Tiupan angin yang kencang membanting jendela kayu hingga terbuka semakin lebar. Organ sekepalan tangan dalam dadanya seperti melesat jatuh. Refleks, dia merapatkan diri ke tembok. Tertangkap basah saat menguping pembicaraan, benar-benar tidak lucu!
Walau secara teknis Ukaysha tidak bisa disebut menguping. Aktivitas yang dilaluinya hari ini sangat melelahkan dan menjengkelkan. Dia butuh udara segar.
Berkendara dari rumah ke gedung kesenian itu rasanya sesuatu banget.
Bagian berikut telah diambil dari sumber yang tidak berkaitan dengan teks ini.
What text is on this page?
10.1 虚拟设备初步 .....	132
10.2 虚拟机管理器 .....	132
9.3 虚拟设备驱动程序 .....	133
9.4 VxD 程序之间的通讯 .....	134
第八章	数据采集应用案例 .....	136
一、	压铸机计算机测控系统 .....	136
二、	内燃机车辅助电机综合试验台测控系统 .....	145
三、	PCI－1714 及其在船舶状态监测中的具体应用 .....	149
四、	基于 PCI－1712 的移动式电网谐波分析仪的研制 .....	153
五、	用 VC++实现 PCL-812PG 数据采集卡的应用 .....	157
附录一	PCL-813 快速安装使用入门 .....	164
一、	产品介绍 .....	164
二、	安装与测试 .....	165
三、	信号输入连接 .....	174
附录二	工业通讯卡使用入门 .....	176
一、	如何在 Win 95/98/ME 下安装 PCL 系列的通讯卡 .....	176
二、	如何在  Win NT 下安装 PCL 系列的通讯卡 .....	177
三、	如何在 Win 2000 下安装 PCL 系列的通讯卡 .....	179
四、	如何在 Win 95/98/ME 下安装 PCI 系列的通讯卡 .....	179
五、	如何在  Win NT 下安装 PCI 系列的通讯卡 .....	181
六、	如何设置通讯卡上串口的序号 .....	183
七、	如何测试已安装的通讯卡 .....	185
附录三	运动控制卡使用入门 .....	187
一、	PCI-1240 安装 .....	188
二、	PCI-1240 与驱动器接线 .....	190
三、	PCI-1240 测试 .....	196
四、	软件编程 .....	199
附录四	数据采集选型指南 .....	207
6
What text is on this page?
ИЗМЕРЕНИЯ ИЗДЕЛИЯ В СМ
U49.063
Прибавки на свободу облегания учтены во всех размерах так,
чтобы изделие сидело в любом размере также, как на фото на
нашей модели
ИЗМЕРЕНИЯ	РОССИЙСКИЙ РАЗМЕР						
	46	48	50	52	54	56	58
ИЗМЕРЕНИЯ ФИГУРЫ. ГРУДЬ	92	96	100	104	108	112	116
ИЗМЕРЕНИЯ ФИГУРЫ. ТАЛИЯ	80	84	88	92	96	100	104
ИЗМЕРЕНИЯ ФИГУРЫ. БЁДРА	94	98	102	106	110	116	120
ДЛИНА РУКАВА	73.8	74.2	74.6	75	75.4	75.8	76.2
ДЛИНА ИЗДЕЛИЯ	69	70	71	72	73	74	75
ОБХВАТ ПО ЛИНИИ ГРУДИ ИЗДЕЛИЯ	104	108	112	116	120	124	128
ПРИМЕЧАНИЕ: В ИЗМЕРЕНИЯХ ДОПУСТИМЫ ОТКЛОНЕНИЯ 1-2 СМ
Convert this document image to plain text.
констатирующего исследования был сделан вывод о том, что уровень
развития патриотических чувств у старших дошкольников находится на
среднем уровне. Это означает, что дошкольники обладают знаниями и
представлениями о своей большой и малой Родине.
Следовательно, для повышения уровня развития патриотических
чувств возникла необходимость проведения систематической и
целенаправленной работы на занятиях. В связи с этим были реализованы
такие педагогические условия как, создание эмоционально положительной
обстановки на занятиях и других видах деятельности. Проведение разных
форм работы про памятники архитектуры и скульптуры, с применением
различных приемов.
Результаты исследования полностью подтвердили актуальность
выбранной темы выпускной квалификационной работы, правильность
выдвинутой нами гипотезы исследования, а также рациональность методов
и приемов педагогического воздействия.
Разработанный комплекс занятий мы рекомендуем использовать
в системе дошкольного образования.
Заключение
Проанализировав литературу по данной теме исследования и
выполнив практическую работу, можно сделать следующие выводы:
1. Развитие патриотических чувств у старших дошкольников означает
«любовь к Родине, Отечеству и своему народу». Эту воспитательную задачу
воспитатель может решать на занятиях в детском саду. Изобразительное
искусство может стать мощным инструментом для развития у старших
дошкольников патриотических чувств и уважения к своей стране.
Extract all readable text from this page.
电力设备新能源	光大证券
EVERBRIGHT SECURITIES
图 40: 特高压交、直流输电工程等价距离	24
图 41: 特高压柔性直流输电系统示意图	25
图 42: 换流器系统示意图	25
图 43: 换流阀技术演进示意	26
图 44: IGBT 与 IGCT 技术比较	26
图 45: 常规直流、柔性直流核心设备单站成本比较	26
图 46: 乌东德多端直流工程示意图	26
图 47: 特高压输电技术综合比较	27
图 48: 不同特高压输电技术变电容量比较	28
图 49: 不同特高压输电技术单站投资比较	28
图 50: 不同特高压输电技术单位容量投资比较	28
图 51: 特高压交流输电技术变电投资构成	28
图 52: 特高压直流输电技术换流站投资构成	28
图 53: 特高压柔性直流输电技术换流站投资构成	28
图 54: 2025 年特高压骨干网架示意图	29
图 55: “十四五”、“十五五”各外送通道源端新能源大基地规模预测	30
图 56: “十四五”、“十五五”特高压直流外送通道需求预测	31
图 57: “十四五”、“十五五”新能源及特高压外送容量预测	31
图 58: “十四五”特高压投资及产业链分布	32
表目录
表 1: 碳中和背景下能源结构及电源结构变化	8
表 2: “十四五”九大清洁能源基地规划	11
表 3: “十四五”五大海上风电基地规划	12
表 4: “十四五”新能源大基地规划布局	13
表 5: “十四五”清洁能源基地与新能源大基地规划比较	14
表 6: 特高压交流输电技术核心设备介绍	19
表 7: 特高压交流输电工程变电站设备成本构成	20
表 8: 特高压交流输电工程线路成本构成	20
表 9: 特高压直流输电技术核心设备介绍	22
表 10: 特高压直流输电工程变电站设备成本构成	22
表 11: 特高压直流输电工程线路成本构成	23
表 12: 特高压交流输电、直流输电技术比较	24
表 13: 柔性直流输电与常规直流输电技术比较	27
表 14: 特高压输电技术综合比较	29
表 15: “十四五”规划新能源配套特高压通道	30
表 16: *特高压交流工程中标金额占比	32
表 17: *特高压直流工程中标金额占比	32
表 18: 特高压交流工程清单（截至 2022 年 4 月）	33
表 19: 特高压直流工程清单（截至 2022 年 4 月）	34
Jaraknya memang dekat, tetapi berkendara merupakan salah satu dari serentetan daftar kegiatan yang harus Ukaysha hindari semaksimal mungkin. Kecuali dalam keadaan-keadaan tertentu; menghindari ocehan Asti yang panjang kali lebar kali tinggi yang menghasilkan volume yang meluber-luber. Mendengar suara Asti yang melengking dalam mode biasa saja peningnya minta ampun. Jangan sampai mendengarnya dalam mode mengoceh tidak jelas. Bisa-bisa perlu ke tempat reparasi telinga. Menunggu sopir akan mengulur waktu sampai tiga puluh lima menit, jelas bukan pilihan.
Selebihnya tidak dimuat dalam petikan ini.